Сказав так, он едва не прикусил язык. В документальном кино он видел хронику, и пушки были точь-в-точь такие, но везде говорили о калибре в 45 миллиметров. Откуда ему было знать, что в основе противотанковой артиллерии РККА была немецкая лицензионная пушка РаК 3,7 см 35/36, которая начала производиться на подмосковном заводе имени Калинина под индексом 1К и которая стала первой противотанковой пушкой Красной армии? На тот период пушка показала хорошую эффективность – на 300-метровой дистанции ее снаряды пробивали 30 мм брони.
Но отечественный завод производил пушки полукустарно, многие детали слесарям приходилось подгонять вручную, и на первых порах было много брака.
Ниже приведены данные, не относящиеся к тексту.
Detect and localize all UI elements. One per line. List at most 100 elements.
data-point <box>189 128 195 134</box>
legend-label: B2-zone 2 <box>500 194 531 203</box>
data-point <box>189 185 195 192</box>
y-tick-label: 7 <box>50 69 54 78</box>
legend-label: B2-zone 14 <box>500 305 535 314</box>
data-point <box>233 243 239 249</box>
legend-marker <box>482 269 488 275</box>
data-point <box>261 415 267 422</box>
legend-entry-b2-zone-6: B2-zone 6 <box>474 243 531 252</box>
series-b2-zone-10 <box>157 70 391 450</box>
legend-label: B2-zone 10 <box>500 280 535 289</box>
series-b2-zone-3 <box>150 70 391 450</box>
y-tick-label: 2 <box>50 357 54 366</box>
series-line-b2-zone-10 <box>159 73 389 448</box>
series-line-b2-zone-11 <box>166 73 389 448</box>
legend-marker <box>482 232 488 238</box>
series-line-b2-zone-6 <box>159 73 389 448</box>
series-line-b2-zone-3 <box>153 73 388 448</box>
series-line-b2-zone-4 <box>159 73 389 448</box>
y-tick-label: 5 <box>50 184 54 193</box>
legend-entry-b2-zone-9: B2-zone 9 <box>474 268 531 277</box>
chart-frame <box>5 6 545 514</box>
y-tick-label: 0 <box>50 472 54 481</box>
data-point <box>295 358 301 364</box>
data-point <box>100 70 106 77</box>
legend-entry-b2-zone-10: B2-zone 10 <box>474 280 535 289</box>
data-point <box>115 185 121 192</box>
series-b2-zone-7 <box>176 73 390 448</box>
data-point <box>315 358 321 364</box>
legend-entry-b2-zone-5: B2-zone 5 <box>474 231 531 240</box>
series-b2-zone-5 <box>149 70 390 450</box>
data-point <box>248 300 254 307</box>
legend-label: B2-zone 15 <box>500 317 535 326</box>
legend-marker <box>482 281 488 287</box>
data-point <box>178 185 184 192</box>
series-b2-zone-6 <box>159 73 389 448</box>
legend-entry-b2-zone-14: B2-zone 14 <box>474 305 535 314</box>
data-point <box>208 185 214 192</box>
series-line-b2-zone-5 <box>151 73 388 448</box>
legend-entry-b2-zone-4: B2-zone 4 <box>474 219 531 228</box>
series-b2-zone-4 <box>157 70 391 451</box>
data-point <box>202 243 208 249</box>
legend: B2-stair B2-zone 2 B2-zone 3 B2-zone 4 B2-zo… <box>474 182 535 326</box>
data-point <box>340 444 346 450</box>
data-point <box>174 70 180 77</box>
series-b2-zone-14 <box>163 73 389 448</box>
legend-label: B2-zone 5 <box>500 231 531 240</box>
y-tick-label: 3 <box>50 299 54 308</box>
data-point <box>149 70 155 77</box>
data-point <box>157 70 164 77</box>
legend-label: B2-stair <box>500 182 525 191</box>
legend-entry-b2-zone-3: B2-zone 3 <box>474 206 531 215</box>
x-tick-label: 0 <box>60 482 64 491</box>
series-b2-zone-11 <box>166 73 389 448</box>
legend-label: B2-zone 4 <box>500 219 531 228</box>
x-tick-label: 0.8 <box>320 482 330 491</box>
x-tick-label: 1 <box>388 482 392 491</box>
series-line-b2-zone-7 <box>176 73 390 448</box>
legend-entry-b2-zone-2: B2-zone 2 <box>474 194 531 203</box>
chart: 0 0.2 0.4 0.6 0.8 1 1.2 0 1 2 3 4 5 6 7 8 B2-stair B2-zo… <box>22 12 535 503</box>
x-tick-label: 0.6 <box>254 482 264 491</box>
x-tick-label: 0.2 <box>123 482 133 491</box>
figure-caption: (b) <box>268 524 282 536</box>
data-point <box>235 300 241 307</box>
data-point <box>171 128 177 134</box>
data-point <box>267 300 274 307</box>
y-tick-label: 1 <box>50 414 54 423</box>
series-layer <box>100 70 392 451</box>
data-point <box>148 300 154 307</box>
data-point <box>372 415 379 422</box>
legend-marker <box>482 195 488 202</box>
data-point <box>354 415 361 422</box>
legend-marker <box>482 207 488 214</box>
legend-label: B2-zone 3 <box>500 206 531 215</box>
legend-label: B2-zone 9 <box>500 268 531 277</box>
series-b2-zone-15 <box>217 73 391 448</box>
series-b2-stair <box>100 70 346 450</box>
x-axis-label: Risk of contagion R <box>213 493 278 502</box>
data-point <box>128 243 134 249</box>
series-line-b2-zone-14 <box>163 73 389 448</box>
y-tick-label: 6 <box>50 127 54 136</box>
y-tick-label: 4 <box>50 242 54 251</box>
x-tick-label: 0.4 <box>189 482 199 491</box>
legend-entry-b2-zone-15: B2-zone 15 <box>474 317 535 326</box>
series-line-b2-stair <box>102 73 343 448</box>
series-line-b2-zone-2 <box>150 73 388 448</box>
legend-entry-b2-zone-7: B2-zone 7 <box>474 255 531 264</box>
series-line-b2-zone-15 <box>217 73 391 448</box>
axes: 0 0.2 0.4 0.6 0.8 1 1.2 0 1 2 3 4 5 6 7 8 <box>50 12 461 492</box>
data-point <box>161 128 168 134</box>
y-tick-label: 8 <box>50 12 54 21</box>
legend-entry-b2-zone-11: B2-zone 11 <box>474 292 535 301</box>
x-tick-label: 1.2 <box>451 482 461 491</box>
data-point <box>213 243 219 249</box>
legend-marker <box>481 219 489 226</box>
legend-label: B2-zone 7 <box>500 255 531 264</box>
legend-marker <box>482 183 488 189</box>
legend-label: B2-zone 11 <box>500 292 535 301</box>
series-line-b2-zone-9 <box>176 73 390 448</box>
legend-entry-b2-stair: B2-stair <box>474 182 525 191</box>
Кроме того, бронебойные снаряды отечественных заводов уступали немецким – причина была в неправильной термообработке. Перекаленные снаряды просто раскалывались о броню, не пробивая ее.
В боях 1941 года участвовало немало пушек 1К, использовавших трофейные боеприпасы. Почти все 37-миллиметровые отечественные пушки были потеряны в тяжелых боях лета и осени сорок первого года.
В 1937 году пушку переделали. На лафет 37-миллиметровой пушки положили 45-миллиметровый ствол, ввели подрессоривание колес. Увеличение калибра позволило увеличить бронепробиваемость. Снаряд весом 1,43 кг на дистанции 500 метров пробивал по нормали 43-миллиметровую броню. Осколочная граната давала сто осколков – по фронту 15 метров, в глубину 5–7 метров. Картечь давала осыпь по фронту 10 метров, а в глубину – до 400.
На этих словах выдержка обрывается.